Here's my take. If you look at the JAX-RS spec; 3.7.2 Match Query , there is a semi-critical algorithm for matching resources that looks something like this.



  • Get all the corresponding resource class (along the way), put them in a set.
  • Get all the matching resource methods (along the way), put them into a collection.
  • Sorting methods using the best matching path (most literal characters come first).
  • Sort by media type (with consumption and performance).

From my point of view, in this particular case, after step 3, it retrieveLastJob

should automatically win as it has the most literal symbols. The types of media generated are the same and the type of consumables shouldn't matter as this is a GET request without Content-Type for any match.

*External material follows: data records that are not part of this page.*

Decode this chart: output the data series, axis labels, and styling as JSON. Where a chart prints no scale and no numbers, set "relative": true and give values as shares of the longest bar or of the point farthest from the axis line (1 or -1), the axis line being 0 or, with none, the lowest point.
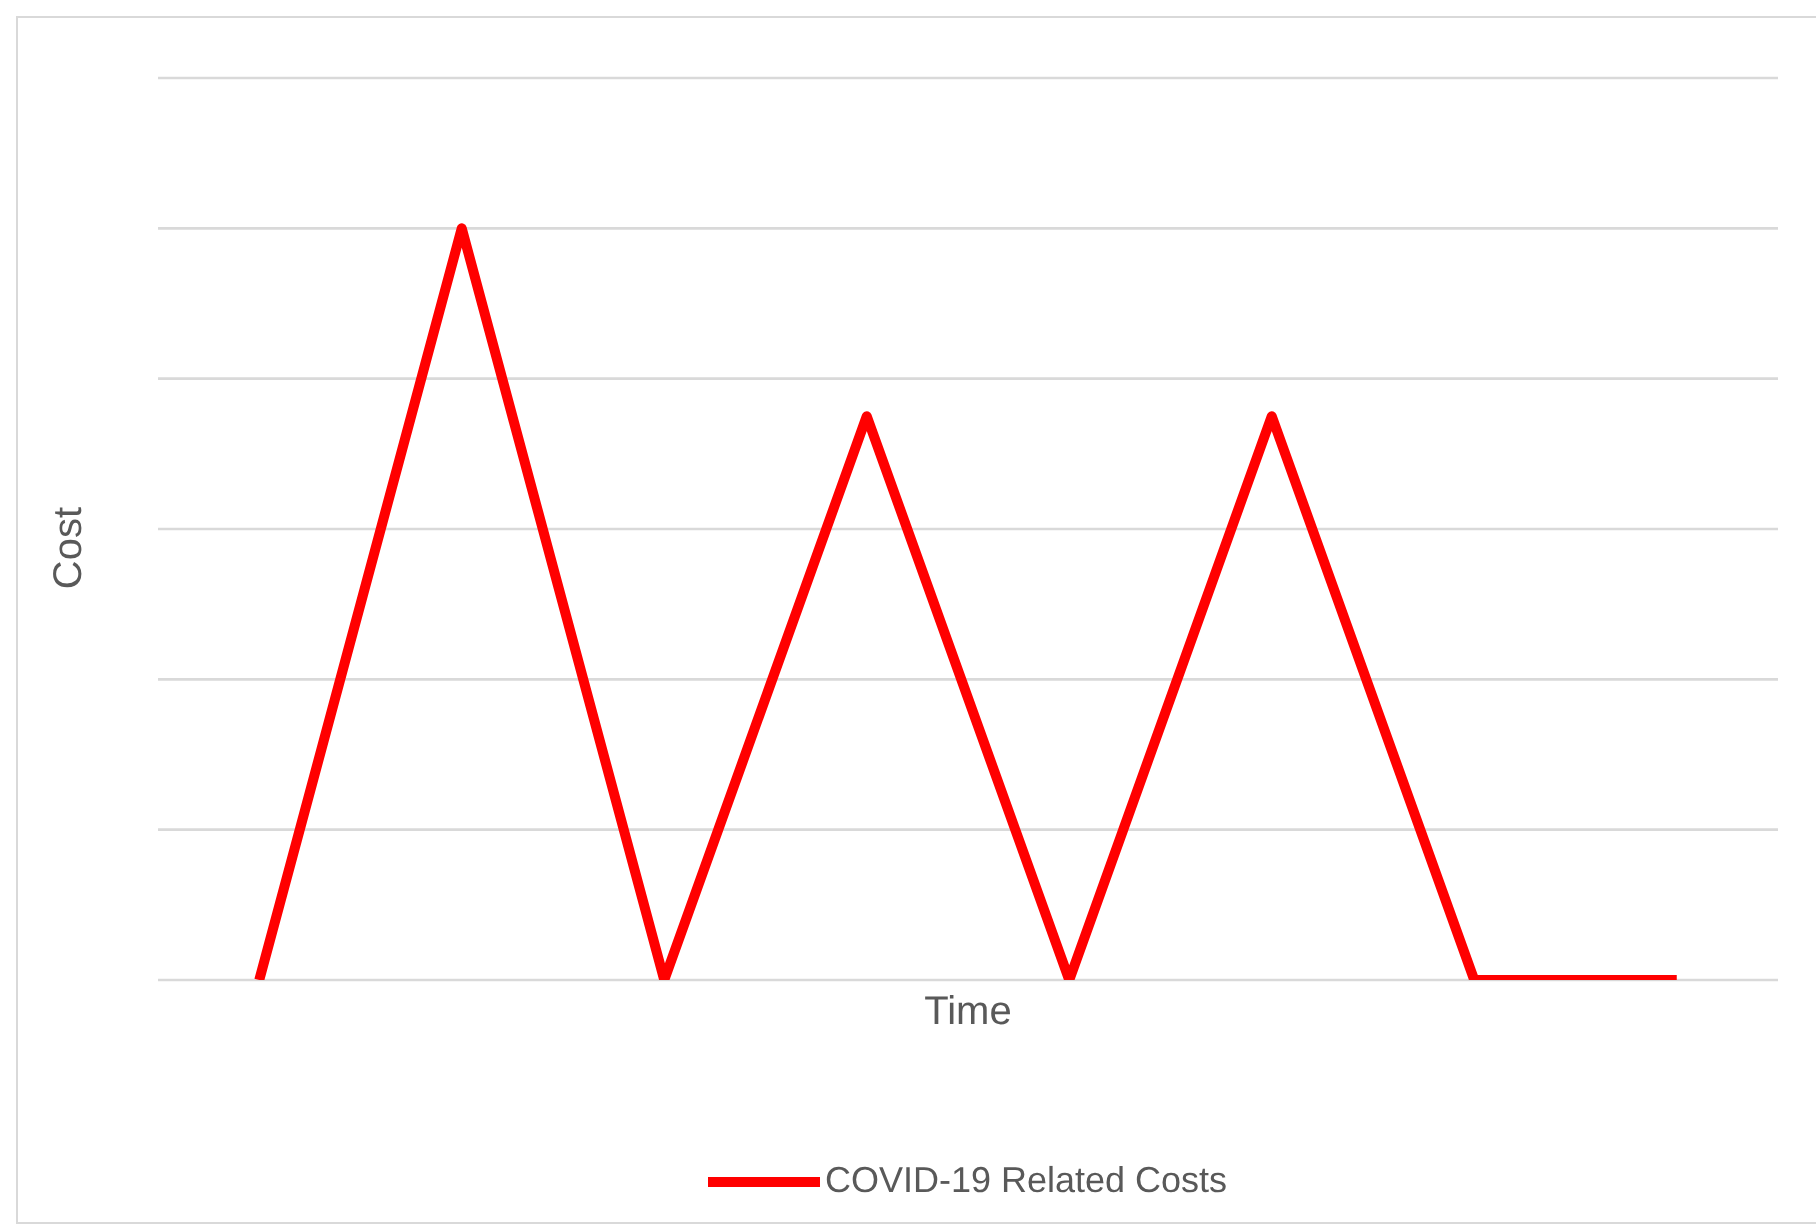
{
  "chart_data": {
    "type": "line",
    "xlabel": "Time",
    "ylabel": "Cost",
    "relative": true,
    "categories": [
      null,
      null,
      null,
      null,
      null,
      null,
      null,
      null
    ],
    "series": [
      {
        "name": "COVID-19 Related Costs",
        "color": "#ff0000",
        "values": [
          0,
          1,
          0,
          0.75,
          0,
          0.75,
          0,
          0
        ]
      }
    ],
    "grid": "y",
    "legend": "bottom",
    "marker": "none",
    "line_style": "solid"
  }
}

My guess is that RESTeasy still uses annotation for sorting, even though it shouldn't be taken into account in this case. So it seems that the annotated method gets more priority as it appears to be more specific just by having the annotation and the other doesn't. But in this case, the level of specificity (step 4) really doesn't matter.

I don't know if this is a bug against spec. It is not very clear how this should be handled, but I personally believe that Jersey's behavior is the correct behavior, since the fact that this level of specificity is irrelevant in this particular case. It's not correct to have an annotation @Consumes

anyway for a GET request without a body anyway.